Mar 30, 2026 commentary

Monday's Bounce Lacked Conviction — Bears Still in Control

Source: Market Analysis

Another Monday Bounce, Another Fade

Bitcoin’s pattern of bouncing on Mondays has become almost mechanical at this point — and increasingly unconvincing. This week’s edition saw a brief intraday pop of a few percent before sellers stepped in and erased most of the move. Five weeks running, same playbook, but each bounce is smaller than the last. That’s not accumulation — that’s exhaustion.
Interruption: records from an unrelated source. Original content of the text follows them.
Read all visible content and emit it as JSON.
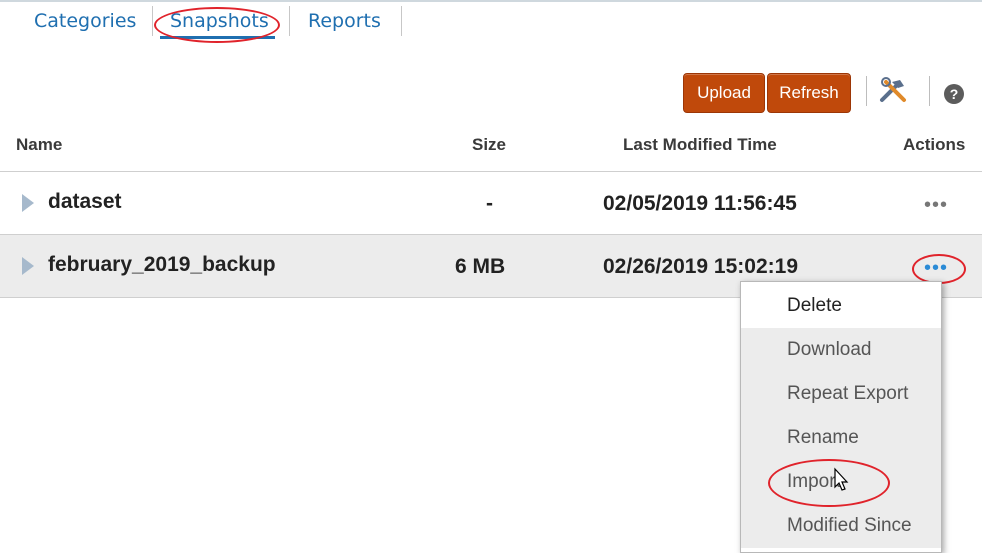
{
  "tabs": [
    {
      "label": "Categories"
    },
    {
      "label": "Snapshots",
      "active": true
    },
    {
      "label": "Reports"
    }
  ],
  "toolbar": {
    "upload_label": "Upload",
    "refresh_label": "Refresh",
    "tools_icon": "hammer-wrench-icon",
    "help_icon": "help-icon"
  },
  "table": {
    "columns": [
      "Name",
      "Size",
      "Last Modified Time",
      "Actions"
    ],
    "rows": [
      {
        "name": "dataset",
        "size": "-",
        "modified": "02/05/2019 11:56:45",
        "actions": "•••"
      },
      {
        "name": "february_2019_backup",
        "size": "6 MB",
        "modified": "02/26/2019 15:02:19",
        "actions": "•••"
      }
    ]
  },
  "context_menu": {
    "items": [
      "Delete",
      "Download",
      "Repeat Export",
      "Rename",
      "Import",
      "Modified Since"
    ]
  },
  "colors": {
    "accent_button": "#c0490b",
    "link": "#1f6fb0",
    "annotation": "#e0232b"
  }
}
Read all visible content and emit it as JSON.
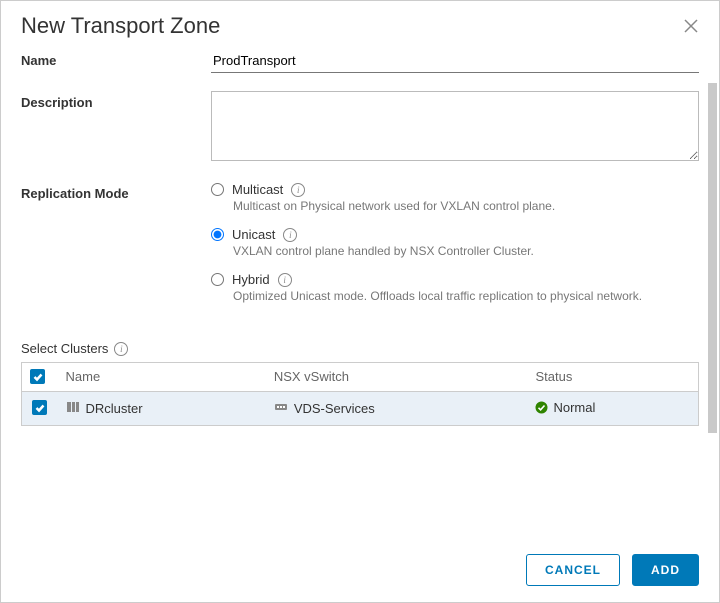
{
  "dialog": {
    "title": "New Transport Zone"
  },
  "form": {
    "name_label": "Name",
    "name_value": "ProdTransport",
    "description_label": "Description",
    "description_value": "",
    "replication_label": "Replication Mode",
    "replication_options": [
      {
        "name": "Multicast",
        "desc": "Multicast on Physical network used for VXLAN control plane.",
        "selected": false
      },
      {
        "name": "Unicast",
        "desc": "VXLAN control plane handled by NSX Controller Cluster.",
        "selected": true
      },
      {
        "name": "Hybrid",
        "desc": "Optimized Unicast mode. Offloads local traffic replication to physical network.",
        "selected": false
      }
    ]
  },
  "clusters": {
    "label": "Select Clusters",
    "columns": {
      "name": "Name",
      "vswitch": "NSX vSwitch",
      "status": "Status"
    },
    "rows": [
      {
        "name": "DRcluster",
        "vswitch": "VDS-Services",
        "status": "Normal",
        "checked": true
      }
    ]
  },
  "footer": {
    "cancel": "CANCEL",
    "add": "ADD"
  }
}
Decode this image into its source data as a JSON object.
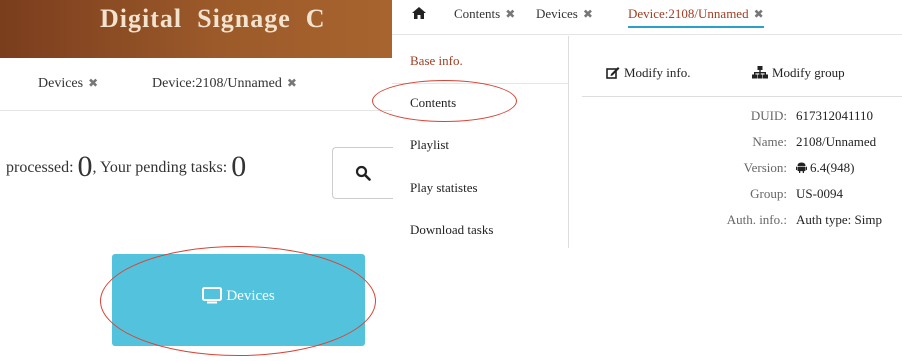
{
  "banner": {
    "title": "Digital  Signage  C"
  },
  "left_tabs": [
    {
      "label": "Devices"
    },
    {
      "label": "Device:2108/Unnamed"
    }
  ],
  "tasks": {
    "processed_label": "processed:",
    "processed_value": "0",
    "separator": ",",
    "pending_label": "Your pending tasks:",
    "pending_value": "0"
  },
  "devices_button": {
    "label": "Devices"
  },
  "right_tabs": [
    {
      "label": "Contents"
    },
    {
      "label": "Devices"
    },
    {
      "label": "Device:2108/Unnamed"
    }
  ],
  "menu": [
    {
      "label": "Base info."
    },
    {
      "label": "Contents"
    },
    {
      "label": "Playlist"
    },
    {
      "label": "Play statistes"
    },
    {
      "label": "Download tasks"
    }
  ],
  "actions": {
    "modify_info": "Modify info.",
    "modify_group": "Modify group"
  },
  "info": [
    {
      "label": "DUID:",
      "value": "617312041110"
    },
    {
      "label": "Name:",
      "value": "2108/Unnamed"
    },
    {
      "label": "Version:",
      "value": "6.4(948)"
    },
    {
      "label": "Group:",
      "value": "US-0094"
    },
    {
      "label": "Auth. info.:",
      "value": "Auth type: Simp"
    }
  ],
  "colors": {
    "accent": "#a23e23",
    "button": "#53c3dd",
    "annotation": "#d94335",
    "banner": "#8a4a22"
  }
}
What stood out was the lack of real buying behind the move. Spot volumes were thin, and the persistent discount on US-facing exchanges suggested institutional desks weren’t participating with any urgency. When rallies happen on air rather than flows, they tend to be short-lived.

Dollar Strength and Jobs Data: A One-Two Punch

Two macro forces are converging that could pressure BTC further. The dollar index has quietly ripped from below 96 to above 100 over the past few weeks — driven by rate expectations and short-covering. A stronger dollar is rarely kind to risk assets, and crypto is no exception.

Meanwhile, this week’s labor data could be the catalyst that shifts the narrative from “inflation is the problem” to “growth is the problem.” Oil is rising while yields are falling — a classic setup for recession anxiety. If jobs disappoint, expect another volatility spike.

Our Take

Bulls need to prove something here and they haven’t yet. BTC holding up better than beaten-down tech names is a small silver lining, but that’s a low bar. Without a meaningful pickup in spot demand and some clarity on the macro front, the bias stays bearish. Keep cash heavy, stay patient, and don’t mistake a mechanical bounce for a trend change.